Raising the Glass

Introduction by Megan Baldwin
Interview by Serafina LoGiacco
Photographed by Julia Stotz


Jan 10, 2019

Natural wine is a something of a liquid unicorn: ever-changing and equally elusive. Odds are you’ve seen it on a menu or heard it dropped in dinner party conversations like a secret club. So, what exactly is it? It’s a bit ambiguous. At its most basic a natural wine is one with nothing added or subtracted: No chemicals, no filtering, no added sulfites. At its loftiest, natural wine is punk rock meets pinot; an adventure, where each layered notes feels new and exciting.  No surprise, it’s spawned a new breed of oenophiles, few more passionate than Quinn Kimsey-White and Zach Jarrett. As the co-founders of newly opened and already cult-inspiring Psychic Wines in Silver Lake, they’ve created a destination for both the enthusiast and the curious to discover and share in the experience of natural wines. We sat down, opened some bottles, and invited Quinn to take us on a journey down the rabbit hole - open up and enjoy.

Can you lay out for us a mini “beginners” guide to buying natural wine?

Natural wine is not easily defined, which is one of the things that’s so beautiful about it. It’s collectively defined by the people who make it, sell it, drink it. It is fluid in it's identity, which is frustrating for a lot of people, but in my opinion that flexibility leaves the consumer with a lot of room to develop a unique and subjective idea of what they're drinking. But in regards to identifying natural wines in a retail setting or restaurant, get comfortable talking to your neighborhood wine merchant or sommelier. It's their job, and hopefully they take pride in pointing you towards the right wines.

But what if we’re left to navigate a wine list on our own?

Narrow it down by importer. Look at the back label and keep an eye out for any one of these seriously dedicated small importing companies: Percy Selections, Louis/Dressner, Scuola di Vino, Selection Massale...the list goes on. If it's got one of those names on the back, chances are it's pretty tasty.

Can you tell us a bit about your background and how you became interested in wines?

I worked in kitchens for several years, and eventually burnt out on the lifestyle. I knew I wanted to continue working with food and agricultural products in some capacity, but needed something that could offer itself as a more clearly defined intellectual pursuit. So I attended a culinary school in New York that had a formal sommelier training program. I thought I would work in restaurants after graduating, but my first gig happened to be at a natural wine shop in my neighborhood. From there I moved out to Oakland where I helped run a wine bar called Ordinaire, opened by my good friend Bradford Taylor. That was a hugely formative experience. It taught me a lot about community and natural wine's ability to bring people together.   

What was your journey like to open Psychic Wines?

Long and full of delays. A true exercise in patience.

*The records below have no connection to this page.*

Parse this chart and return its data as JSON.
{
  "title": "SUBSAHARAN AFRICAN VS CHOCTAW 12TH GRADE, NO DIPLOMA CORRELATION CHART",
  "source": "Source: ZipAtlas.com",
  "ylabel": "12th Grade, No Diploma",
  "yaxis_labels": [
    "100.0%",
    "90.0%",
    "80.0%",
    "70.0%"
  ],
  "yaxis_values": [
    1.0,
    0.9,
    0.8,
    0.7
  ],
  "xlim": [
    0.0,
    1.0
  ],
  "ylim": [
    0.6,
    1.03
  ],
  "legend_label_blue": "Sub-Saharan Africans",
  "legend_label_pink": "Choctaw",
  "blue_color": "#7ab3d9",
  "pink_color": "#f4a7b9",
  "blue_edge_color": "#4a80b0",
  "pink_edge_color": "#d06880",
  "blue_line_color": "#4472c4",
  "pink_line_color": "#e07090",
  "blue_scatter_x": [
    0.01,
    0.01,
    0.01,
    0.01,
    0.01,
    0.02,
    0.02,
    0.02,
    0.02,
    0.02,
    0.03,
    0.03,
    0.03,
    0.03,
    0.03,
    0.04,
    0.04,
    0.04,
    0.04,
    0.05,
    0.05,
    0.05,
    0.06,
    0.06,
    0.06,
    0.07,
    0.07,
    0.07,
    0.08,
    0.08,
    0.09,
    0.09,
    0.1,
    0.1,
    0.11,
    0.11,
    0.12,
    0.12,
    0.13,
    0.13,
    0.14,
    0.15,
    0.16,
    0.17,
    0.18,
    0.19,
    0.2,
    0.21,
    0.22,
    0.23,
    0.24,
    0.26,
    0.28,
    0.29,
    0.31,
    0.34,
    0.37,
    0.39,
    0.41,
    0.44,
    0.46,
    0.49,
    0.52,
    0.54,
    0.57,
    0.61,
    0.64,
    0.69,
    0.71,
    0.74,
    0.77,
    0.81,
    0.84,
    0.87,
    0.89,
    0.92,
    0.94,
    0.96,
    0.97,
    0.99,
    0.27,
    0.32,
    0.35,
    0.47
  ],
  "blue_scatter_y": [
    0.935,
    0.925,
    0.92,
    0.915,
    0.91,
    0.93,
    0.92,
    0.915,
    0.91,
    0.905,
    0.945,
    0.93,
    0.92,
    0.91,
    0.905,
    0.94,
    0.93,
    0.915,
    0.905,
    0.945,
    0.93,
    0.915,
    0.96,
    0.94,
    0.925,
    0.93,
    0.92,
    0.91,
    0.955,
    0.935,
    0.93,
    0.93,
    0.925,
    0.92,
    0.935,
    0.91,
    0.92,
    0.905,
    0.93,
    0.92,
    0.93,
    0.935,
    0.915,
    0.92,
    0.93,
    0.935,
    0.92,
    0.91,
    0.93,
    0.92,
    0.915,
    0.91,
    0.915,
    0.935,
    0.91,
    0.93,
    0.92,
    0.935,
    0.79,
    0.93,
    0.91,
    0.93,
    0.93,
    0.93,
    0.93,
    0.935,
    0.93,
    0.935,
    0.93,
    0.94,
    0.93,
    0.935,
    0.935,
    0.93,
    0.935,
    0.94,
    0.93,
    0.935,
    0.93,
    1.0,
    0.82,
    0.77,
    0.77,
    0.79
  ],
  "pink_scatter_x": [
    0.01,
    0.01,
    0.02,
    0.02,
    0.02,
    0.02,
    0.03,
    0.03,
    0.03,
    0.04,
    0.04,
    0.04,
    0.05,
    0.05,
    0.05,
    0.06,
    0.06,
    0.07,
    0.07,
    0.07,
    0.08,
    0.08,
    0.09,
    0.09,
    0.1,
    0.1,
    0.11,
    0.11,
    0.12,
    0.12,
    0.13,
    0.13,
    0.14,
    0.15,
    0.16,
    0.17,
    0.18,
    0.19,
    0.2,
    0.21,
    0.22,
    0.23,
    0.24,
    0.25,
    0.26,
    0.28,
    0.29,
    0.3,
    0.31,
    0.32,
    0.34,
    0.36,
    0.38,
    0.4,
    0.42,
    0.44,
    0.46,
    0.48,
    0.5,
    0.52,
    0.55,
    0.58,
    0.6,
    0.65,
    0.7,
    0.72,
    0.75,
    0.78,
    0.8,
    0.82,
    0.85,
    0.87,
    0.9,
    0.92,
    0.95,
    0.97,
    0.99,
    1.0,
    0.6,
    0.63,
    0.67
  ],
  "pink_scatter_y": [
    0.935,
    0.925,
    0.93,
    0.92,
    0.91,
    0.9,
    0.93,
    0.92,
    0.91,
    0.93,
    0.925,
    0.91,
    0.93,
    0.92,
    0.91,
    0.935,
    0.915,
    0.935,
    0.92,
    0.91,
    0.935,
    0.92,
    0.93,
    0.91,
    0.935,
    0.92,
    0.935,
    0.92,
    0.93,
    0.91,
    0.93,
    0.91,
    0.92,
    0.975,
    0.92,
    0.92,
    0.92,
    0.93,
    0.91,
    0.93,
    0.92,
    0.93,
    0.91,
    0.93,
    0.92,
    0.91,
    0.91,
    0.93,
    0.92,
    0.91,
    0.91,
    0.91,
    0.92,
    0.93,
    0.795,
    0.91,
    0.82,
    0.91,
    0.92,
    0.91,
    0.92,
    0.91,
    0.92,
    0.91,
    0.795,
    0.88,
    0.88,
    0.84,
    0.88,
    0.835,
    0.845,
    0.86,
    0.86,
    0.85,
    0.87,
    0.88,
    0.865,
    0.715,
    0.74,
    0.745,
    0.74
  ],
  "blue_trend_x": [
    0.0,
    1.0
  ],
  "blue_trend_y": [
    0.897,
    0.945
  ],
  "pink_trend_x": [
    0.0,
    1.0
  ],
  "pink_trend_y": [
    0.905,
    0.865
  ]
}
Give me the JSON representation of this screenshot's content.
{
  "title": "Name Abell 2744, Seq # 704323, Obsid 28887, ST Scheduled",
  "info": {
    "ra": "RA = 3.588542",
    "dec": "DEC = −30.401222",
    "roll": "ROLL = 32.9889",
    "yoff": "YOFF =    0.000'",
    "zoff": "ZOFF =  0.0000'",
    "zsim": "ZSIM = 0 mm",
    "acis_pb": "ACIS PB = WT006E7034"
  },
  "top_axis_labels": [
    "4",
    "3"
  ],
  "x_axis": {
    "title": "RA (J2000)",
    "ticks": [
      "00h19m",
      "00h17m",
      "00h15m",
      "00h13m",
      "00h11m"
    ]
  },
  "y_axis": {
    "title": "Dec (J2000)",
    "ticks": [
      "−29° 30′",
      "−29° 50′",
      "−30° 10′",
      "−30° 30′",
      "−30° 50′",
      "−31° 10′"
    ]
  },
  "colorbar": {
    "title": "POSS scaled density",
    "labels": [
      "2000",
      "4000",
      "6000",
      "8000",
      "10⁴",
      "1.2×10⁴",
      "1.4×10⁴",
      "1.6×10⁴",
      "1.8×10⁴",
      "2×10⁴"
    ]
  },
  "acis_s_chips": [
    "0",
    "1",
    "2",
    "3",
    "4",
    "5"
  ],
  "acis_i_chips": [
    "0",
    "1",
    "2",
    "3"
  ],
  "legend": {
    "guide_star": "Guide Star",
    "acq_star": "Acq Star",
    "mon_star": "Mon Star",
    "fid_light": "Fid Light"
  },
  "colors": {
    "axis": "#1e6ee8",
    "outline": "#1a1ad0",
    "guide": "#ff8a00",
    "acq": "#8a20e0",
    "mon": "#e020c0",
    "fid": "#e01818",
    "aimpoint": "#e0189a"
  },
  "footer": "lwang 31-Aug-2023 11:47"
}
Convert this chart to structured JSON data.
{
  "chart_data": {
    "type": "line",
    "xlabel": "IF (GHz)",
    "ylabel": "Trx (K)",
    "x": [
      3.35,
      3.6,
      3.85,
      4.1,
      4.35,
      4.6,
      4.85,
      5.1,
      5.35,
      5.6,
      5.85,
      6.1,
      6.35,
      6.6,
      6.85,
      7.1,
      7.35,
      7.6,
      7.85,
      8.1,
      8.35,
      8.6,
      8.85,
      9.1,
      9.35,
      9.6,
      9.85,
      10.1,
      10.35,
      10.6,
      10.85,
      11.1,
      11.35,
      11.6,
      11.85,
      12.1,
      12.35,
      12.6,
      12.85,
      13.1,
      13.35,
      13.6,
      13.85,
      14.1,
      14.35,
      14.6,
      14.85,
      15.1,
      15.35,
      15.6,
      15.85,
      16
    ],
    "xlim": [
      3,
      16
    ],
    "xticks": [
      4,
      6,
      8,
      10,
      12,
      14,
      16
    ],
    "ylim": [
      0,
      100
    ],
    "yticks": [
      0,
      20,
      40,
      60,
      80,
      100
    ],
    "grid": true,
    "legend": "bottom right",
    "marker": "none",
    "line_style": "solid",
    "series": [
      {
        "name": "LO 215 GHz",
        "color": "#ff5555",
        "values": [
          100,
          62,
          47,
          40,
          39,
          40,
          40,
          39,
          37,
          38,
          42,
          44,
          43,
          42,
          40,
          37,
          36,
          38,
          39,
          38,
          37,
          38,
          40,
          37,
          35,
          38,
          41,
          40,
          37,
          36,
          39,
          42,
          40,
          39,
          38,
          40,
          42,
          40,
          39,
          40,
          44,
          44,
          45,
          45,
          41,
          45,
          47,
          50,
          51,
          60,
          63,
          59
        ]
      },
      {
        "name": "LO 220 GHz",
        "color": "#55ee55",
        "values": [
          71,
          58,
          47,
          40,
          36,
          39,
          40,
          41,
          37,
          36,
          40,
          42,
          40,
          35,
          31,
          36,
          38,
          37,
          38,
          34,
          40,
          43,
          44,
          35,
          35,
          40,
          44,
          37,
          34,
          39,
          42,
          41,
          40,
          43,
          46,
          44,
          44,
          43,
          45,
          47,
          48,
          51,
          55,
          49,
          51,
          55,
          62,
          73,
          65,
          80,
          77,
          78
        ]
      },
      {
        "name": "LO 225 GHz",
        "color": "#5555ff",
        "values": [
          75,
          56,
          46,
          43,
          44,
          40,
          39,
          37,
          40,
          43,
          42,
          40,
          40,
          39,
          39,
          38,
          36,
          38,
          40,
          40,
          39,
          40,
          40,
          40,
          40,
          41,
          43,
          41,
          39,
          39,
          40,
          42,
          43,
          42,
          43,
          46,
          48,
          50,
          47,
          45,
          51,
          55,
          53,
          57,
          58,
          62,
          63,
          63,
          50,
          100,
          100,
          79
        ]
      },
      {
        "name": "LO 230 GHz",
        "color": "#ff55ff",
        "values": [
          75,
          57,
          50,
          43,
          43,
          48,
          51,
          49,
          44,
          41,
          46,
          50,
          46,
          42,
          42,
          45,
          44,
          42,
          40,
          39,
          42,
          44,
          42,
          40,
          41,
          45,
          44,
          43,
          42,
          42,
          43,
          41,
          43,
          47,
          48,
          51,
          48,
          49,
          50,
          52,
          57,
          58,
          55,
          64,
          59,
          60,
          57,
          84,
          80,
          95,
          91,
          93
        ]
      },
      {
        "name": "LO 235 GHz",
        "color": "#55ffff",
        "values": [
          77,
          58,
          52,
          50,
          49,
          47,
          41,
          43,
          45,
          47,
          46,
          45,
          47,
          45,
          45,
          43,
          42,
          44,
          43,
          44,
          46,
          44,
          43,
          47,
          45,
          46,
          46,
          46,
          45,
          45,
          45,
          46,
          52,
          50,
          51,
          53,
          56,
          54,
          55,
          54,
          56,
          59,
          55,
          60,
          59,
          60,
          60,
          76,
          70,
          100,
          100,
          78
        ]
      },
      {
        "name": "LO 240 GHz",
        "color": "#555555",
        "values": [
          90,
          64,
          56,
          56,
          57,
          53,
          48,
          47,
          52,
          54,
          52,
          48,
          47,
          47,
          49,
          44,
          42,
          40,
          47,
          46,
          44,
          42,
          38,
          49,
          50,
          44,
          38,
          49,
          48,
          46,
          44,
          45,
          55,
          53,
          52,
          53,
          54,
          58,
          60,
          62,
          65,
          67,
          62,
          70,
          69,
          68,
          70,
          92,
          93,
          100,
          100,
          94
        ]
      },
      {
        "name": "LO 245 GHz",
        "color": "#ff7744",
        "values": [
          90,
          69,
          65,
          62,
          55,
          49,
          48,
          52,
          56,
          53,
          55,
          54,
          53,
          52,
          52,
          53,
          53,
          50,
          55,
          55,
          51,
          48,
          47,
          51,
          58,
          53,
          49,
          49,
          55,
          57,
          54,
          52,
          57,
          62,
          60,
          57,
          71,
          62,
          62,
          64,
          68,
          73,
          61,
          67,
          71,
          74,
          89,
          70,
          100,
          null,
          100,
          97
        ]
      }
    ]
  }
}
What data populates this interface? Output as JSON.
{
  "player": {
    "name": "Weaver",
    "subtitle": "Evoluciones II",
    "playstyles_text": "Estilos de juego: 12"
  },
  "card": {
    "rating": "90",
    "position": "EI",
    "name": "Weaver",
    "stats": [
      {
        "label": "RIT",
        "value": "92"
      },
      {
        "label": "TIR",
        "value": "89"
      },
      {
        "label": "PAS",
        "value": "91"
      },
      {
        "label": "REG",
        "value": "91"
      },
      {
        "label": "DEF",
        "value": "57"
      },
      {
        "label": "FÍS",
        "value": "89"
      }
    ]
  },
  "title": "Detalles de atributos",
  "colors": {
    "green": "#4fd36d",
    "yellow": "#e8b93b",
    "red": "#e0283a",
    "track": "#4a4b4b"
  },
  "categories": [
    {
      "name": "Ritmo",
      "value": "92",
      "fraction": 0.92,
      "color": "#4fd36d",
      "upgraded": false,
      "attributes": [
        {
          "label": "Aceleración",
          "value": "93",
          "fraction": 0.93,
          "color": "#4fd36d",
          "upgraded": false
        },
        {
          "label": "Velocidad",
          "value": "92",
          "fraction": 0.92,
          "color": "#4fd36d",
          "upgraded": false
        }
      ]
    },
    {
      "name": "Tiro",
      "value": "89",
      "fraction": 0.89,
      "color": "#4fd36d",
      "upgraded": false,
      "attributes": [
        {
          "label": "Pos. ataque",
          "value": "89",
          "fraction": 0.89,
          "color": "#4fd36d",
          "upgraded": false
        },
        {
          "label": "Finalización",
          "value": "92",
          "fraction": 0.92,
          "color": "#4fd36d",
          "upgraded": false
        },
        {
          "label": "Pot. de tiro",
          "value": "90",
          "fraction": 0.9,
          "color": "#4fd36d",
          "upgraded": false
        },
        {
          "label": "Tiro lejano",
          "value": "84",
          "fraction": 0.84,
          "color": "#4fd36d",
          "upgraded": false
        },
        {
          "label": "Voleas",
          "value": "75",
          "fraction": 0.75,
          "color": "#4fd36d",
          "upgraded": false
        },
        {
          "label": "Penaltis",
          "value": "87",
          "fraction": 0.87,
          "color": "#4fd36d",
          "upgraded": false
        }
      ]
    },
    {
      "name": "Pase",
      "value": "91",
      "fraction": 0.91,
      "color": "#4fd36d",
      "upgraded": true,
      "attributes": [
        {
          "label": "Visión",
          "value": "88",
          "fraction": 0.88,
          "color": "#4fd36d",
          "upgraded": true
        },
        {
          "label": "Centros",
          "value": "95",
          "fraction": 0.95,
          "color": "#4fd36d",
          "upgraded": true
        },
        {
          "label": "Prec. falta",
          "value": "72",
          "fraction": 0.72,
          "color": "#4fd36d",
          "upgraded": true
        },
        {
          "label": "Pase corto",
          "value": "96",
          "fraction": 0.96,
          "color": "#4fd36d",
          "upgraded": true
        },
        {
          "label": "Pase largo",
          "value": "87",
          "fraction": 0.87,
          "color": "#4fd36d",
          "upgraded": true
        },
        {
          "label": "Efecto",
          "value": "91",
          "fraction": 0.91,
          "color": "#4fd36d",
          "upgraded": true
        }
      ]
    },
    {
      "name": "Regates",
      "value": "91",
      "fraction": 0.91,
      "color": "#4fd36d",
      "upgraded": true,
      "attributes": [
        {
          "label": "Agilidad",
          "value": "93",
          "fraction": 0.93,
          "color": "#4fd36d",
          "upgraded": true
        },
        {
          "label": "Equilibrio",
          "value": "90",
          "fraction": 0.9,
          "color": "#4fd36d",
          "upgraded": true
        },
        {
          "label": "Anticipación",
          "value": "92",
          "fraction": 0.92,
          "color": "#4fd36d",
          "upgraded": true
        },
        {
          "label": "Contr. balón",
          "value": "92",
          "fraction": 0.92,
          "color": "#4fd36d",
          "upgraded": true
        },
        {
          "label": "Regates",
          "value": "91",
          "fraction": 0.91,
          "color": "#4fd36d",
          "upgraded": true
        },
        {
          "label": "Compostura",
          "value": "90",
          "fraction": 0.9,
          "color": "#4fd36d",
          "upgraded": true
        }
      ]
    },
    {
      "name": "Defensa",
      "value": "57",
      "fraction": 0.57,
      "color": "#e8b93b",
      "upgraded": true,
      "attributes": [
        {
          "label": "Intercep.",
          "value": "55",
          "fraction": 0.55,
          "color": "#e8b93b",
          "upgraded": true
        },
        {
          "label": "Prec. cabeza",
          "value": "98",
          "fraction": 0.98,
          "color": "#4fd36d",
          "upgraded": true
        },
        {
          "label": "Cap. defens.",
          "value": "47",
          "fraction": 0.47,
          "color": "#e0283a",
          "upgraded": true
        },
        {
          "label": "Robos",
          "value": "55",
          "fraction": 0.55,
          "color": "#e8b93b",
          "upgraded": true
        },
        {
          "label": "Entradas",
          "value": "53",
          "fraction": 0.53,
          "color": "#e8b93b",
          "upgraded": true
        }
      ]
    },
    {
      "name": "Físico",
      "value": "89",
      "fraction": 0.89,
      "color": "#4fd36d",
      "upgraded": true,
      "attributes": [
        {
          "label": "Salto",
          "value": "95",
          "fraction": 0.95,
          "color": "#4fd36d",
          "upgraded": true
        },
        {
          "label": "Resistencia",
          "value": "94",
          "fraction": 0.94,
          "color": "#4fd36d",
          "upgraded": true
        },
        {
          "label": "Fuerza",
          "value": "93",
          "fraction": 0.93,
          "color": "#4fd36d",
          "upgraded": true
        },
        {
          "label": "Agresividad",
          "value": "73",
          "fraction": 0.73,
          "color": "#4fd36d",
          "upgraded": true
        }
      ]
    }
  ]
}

Favorite way to enjoy a new bottle?

Over a meal with people I love.

What’s something people tend to assume in relation to natural wines that isn’t always true?

I think a pretty common misconception is that in order for it to be natural, a wine has to fit a certain aesthetic deemed as "funky". Whether it be cloudy and unfiltered, spritzy, maybe boasting some aromas that could be described as "rustic". There are plenty of delicious natural wines that have these characteristics, but there are also a lot fitting a slightly more classic profile that are just as soulful and delicious.

Do you have a favorite wine region? On that note, is there a certain wine region you’d like to explore?

Right now I'm pretty excited about wines from Alsace and the South of France. Both of which I've visited, and they resonated with me on a deeper level. Maybe that's why I'm so partial to the wines! I've never done any traveling in Italy, that's a wine culture I still have a lot to learn about.

Current shop soundtrack?

It varies a lot, especially depending on who is working. Right now I'm listening to Broken Social Scene, earlier I listened to a couple Coleman Hawkins records. Jazz is the perfect cure for music fatigue, which becomes an issue when you spend this much time in one space!

What has surprised you the most after opening psychic wines?

Everyone is so nice. Almost every customer who comes through the door is a pleasure to engage with. I guess I wasn't expecting that. Gives me faith in humanity!